My purpose here is not to simply add more superlatives to this legendary album's justly proud reputation -- it's everything and more that has been written about it of a praiseworthy nature; and you'll find plenty of praise here in these reviews (see especially the insightful words from Samuel Chell). But there remains one rather 'technical', and curiously long-lived misconception about GIANT STEPS which, as a serious student of jazz and avid music collector, myself (I have virtually all of Coltrane's impressive recorded output), I have wanted to correct
for years -- a misunderstanding which, I hasten to add, in NO way diminishes the brilliance and stature of this pivotal milestone in Coltrane's prolific career.
The problem is this: over the years, repeated references (and you'll find some of them in these reviews) to this classic album's being the ultimate representation of Coltrane's famous
'sheets of sound' phase, or technique, are simply mistaken. The so-called 'sheets of sound' effect that so startled early Coltrane audiences, in fact, emerged in his late '50s albums for Prestige -- not yet fully developed in the '56-'57 sides with the early Miles Davis Quintet (not even on that groundbreaking group's final recording, Miles' first for Columbia, 'ROUND ABOUT MIDNIGHT), but very well documented, even dominating, in Coltrane's prolific late '57-'58 period on Prestige, where the best examples of his 'sheets of sound' are to be found.

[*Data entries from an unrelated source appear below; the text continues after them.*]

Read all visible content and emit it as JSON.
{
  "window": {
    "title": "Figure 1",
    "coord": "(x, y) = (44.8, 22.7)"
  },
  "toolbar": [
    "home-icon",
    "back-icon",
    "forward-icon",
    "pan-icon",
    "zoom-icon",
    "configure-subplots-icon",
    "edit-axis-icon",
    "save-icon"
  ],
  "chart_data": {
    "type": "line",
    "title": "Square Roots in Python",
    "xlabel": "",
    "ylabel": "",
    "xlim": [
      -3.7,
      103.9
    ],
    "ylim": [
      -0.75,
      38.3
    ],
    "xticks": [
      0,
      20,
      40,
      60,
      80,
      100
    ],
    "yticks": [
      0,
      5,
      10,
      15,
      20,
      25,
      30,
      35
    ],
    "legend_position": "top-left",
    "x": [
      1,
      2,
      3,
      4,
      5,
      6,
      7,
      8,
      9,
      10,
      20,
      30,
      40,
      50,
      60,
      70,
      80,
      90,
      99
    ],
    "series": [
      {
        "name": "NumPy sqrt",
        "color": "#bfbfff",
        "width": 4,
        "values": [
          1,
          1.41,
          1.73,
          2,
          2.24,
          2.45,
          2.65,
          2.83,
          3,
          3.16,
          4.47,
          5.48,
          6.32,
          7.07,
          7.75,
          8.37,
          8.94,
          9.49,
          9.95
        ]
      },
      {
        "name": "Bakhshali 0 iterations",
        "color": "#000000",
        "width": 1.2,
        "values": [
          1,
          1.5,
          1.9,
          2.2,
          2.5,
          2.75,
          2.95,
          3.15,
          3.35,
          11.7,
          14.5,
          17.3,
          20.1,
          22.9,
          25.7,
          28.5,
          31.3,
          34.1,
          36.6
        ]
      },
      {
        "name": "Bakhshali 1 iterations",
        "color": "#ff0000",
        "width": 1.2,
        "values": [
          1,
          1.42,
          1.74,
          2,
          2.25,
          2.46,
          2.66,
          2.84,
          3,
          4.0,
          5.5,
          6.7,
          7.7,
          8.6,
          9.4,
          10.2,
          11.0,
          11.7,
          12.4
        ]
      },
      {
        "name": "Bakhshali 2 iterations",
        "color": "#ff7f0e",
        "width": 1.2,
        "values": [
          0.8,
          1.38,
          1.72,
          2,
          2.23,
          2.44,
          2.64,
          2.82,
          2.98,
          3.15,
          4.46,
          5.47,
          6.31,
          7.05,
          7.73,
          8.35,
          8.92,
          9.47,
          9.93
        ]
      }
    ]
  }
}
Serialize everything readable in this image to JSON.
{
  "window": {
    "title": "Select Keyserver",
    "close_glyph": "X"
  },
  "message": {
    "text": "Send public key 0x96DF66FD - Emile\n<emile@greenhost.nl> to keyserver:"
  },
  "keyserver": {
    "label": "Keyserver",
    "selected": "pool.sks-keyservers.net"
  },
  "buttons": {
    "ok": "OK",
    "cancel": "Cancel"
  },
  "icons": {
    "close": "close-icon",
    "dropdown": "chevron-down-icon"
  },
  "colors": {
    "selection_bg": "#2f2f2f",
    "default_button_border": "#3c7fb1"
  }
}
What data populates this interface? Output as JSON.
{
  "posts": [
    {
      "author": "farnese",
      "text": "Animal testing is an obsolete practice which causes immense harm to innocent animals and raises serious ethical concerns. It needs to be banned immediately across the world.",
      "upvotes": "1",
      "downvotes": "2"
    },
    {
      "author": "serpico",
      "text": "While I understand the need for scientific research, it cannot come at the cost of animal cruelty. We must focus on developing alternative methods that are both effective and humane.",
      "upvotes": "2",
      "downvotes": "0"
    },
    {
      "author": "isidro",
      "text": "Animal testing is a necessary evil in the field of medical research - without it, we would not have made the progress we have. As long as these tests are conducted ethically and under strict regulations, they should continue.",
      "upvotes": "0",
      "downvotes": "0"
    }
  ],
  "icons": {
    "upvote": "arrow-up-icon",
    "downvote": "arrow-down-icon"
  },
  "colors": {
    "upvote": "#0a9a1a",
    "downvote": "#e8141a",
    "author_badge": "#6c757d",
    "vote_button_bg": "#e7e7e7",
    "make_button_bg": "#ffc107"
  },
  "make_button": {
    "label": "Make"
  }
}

Technically, 'Trane's much-touted 'sheets of sound' amounted to his simply (!) shifting into a 'higher gear', at slow-to-medium-fast tempos -- essentially, playing more 16th notes (i.e., 4 notes to every beat), instead of relying on the more typical
8th-note orientation (i.e., 2 notes to each beat) of most modern jazz solos from early be-bop onward. Coltrane's solos during this period often used this technique to the point of letting those rapid-fire, 16th-note runs dominate his playing -- giving rise to the description, 'sheets of sound', or, sometimes, the more pejorative (and unjust) charge from critics that he was just 'running scales'. Upon even cursory examination, Coltrane's solos on GIANT STEPS, on the contrary -- despite the prevalence of furious tempos (which should not be confused with how many notes PER BEAT are being played!) -- actually do NOT contain a preponderance of the notorious 16th-note passages. In fact, the relatively spare use of his well-established, '4-to-the-beat' phrases on this 1960 classic might be viewed as one of the more 'unexpected' aspects of this landmark entry in the great Coltrane legacy. His wonderfully agile, complex, and justly famous solos on such pieces as the title track, and even the demonically paced 'Countdown', in fact, consist of predominantly 8th notes; and, while the fast tempos, themselves, of course, may dictate a rapid torrent of notes, they still mostly come at 'only' 2 to the beat -- not the daunting 4 per beat that really define the 'sheets of sound' effect. It may be suggested that the generally fast tempos on GIANT STEPS are largely responsible for the relative absence of 16th-note runs throughout the album (as a practical limitation, even for Coltrane!); yet, it also is true that even the more moderately paced pieces -- normally more conducive to 'sheets of sound' flights -- are relatively free of that effect, compared to Coltrane's previous work on Prestige.
At this album's date, the intense, multi-noted, and profoundly influential explorations that would largely define Coltrane's approach, even to the end, were yet to be applied in still other musical contexts, as this jazz giant's expansive music evolved from the 'interim' Atlantic years into the final, long Impulse! period of cutting-edge experimentation. The initial shock of those earlier 'sheets of sound' would dissipate, and seem 'tame' by comparison -- or, perhaps, just 'inevitable' building blocks in the larger scheme of things ... and the legend would only grow.